Большая, коричневая от загара рука Ушакова, крепкая и холодная, сжала руку Нельсона любезным, но ни на одно лишнее мгновение не задержавшимся пожатием. Веря в то, что первые мгновенья встречи определяют будущие отношения людей, Нельсон тотчас решил, что отношения между ним и русским адмиралом никогда не будут дружественными. Пытаясь фаталистически оправдать свой вывод, он не хотел признаться даже себе, что эти отношения уже имели прошлое, полное соперничества. Встреча адмиралов лишь подтверждала то, что давно сложилось и окрепло.
– Я рад видеть на своем корабле героя Абукира, – сказал Ушаков.
Такой же загорелый, как он, офицер повторил его слова по-английски.
– Корфу и Абукир – два величайших события нашего времени, – быстро подхватил лорд Гамильтон с непринужденностью человека, умевшего сообразно с обстоятельствами говорить о чем угодно. Кроме того, он предвидел, что «визит вежливости» будет несколько напряженным, и хотел заранее смягчить хозяина.
Приветствуя экипаж корабля, посланник поднял руку, словно подавая знак приготовившемуся петь хору.
– Ваши люди великолепны, – произнес он, так глядя на матросов, будто осматривал лошадей, и потрогал языком коренной зуб.
Ушакову не понравился лорд Гамильтон. В манерах, в походке, в словах и в привычке ощупывать зубы языком проскальзывало что-то развязно-фамильярное, чего не переносил Ушаков.
Еще более непонятен был Нельсон – надменный и молчаливо-враждебный. Его откровенное молчание было красноречивее всяких слов. Ушаков уже достаточно узнал Нельсона – победителя при Абукире, чьему таланту и мужеству готов был отдать дань уважения. Нельсон тем не менее старался всеми средствами мешать русской эскадре в Средиземном море. Но англичане были союзниками России и в сношениях с Нельсоном следовало проявлять полное спокойствие и твердость, которые всегда дают преимущество тому, кто ими владеет.
И Ушаков, как радушный хозяин, провел гостей в свою каюту, хранившую обычный вид. В ней были те же, что и в течение всего похода, выгоревшие шелковые шторы, та же зеленая скатерть, на середине которой бросалось в глаза рыжее пятно. Если бы Нельсон знал происхождение этого пятна!.. Свеча от сотрясения вывалилась из фонаря на скатерть в тот момент, когда пушки «Святого Павла» дали последний залп по французской твердыне и над крепостью Корфу взвился флаг капитуляции.
За обедом присутствовал уполномоченный императора Павла при неаполитанском дворе Италинский. Он очень боялся сквозняков, и потому окна в каюте были открыты только с одной стороны. Выглядел Италинский очень бледным и томным и любил говорить о смерти.
Опустившись в кресло, он тотчас вынул из кармана пузырек, очень изящно оправленный в серебряное кружево с аквамаринами, и стал его нюхать. Один приезжий модный лекарь посоветовал ему вдыхать изобретенное им лекарство, очищавшее кровь. Как все новые лекарства, оно производило чудеса, и Италинский уже замечал, что пульс у него бьется ровнее и дыхание значительно легче.
Однако на вопрос лорда Гамильтона о здоровье он ответил с видом покорной безнадежности:
– Весь состав моей натуры подобен изношенному платью, и дух мой подавлен этим бременем, кое давно пора сбросить.
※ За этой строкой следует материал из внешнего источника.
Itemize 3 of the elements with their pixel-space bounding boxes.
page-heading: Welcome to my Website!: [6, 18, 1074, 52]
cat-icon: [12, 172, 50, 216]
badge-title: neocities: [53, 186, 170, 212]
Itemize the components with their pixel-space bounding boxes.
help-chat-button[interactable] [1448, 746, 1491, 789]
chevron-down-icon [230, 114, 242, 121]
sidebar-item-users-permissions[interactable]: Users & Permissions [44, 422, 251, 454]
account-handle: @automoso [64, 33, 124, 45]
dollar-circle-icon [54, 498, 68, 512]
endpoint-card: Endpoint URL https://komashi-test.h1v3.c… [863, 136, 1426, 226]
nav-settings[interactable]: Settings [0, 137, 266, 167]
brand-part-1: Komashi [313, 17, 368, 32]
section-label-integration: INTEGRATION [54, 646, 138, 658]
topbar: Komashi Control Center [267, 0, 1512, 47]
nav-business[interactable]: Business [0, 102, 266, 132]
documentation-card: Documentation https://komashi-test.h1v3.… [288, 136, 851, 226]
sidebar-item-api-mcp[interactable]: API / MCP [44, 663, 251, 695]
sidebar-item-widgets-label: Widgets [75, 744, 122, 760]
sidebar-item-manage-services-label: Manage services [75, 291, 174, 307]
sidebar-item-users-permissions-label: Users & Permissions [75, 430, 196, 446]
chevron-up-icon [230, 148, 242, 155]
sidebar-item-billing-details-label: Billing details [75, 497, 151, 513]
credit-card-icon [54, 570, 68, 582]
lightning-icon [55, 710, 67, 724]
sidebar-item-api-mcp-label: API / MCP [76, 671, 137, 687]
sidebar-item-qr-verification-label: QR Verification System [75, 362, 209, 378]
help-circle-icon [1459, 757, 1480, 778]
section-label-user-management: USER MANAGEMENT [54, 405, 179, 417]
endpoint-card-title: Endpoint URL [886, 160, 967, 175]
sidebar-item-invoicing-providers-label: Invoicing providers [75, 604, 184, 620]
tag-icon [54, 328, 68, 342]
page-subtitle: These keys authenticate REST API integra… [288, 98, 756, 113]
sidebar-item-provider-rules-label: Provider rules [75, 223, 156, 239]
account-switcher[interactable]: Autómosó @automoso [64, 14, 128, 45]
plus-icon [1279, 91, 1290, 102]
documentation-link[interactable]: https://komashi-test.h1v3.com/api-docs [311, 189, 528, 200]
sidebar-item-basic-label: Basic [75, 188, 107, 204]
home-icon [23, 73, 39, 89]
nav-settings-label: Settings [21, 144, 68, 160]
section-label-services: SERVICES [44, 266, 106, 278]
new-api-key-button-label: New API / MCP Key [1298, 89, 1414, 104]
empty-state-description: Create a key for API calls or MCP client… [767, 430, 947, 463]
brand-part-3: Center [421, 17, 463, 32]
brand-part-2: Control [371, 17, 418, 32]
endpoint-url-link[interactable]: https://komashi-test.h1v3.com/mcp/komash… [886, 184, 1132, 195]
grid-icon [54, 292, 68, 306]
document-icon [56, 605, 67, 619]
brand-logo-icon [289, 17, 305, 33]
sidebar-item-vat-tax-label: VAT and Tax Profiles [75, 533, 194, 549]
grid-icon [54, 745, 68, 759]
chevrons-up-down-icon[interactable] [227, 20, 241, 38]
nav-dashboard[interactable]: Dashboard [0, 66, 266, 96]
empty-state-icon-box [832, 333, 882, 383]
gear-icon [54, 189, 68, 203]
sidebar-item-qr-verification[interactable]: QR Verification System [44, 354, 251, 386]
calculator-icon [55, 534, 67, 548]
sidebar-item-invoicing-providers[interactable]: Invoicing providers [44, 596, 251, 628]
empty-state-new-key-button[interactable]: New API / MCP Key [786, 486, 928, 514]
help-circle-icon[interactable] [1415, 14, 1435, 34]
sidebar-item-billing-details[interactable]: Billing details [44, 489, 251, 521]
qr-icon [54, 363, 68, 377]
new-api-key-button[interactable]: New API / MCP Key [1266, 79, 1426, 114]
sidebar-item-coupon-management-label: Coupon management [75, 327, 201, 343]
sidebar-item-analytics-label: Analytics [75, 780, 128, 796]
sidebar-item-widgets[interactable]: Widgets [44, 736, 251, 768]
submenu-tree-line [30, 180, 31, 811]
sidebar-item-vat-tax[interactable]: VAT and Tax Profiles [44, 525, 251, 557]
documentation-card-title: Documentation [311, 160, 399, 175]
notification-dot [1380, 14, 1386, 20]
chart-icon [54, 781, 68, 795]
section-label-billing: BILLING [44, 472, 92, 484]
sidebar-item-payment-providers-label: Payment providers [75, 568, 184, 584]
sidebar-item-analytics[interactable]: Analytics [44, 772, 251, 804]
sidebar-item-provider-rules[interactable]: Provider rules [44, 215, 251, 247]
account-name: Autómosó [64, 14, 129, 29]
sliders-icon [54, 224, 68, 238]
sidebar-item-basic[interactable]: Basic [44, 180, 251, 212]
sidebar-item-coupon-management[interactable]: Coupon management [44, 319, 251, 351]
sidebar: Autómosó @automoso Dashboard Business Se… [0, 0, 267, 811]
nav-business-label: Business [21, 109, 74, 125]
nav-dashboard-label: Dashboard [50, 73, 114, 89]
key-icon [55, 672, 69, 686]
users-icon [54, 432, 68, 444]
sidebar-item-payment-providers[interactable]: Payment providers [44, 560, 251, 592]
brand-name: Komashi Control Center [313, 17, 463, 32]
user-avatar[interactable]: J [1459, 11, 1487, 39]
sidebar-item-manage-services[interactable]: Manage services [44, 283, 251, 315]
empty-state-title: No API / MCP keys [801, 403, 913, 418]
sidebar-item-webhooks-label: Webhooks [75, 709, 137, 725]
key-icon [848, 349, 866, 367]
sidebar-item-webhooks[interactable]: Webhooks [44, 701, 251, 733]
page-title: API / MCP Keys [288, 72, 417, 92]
Сэр Уильям отвечал словами утешения и осторожного оптимизма. Италинский, подобно многим людям, отягощенным слишком большим количеством недугов, ощущал эти недуги как некое преимущество перед теми, у кого нигде не кололо, не ныло и не свербело. Сказать ему, что он выглядит здоровым, или выразить надежду на скорое и полное его исцеление – значило его обидеть.
Гамильтон звал русского дипломата «бледной пиявкой», так как никто не портил ему столько крови, как этот немощный и томный человек. Лорд Гамильтон заговорил о великолепных победах Суворова на реке Треббии и при Нови.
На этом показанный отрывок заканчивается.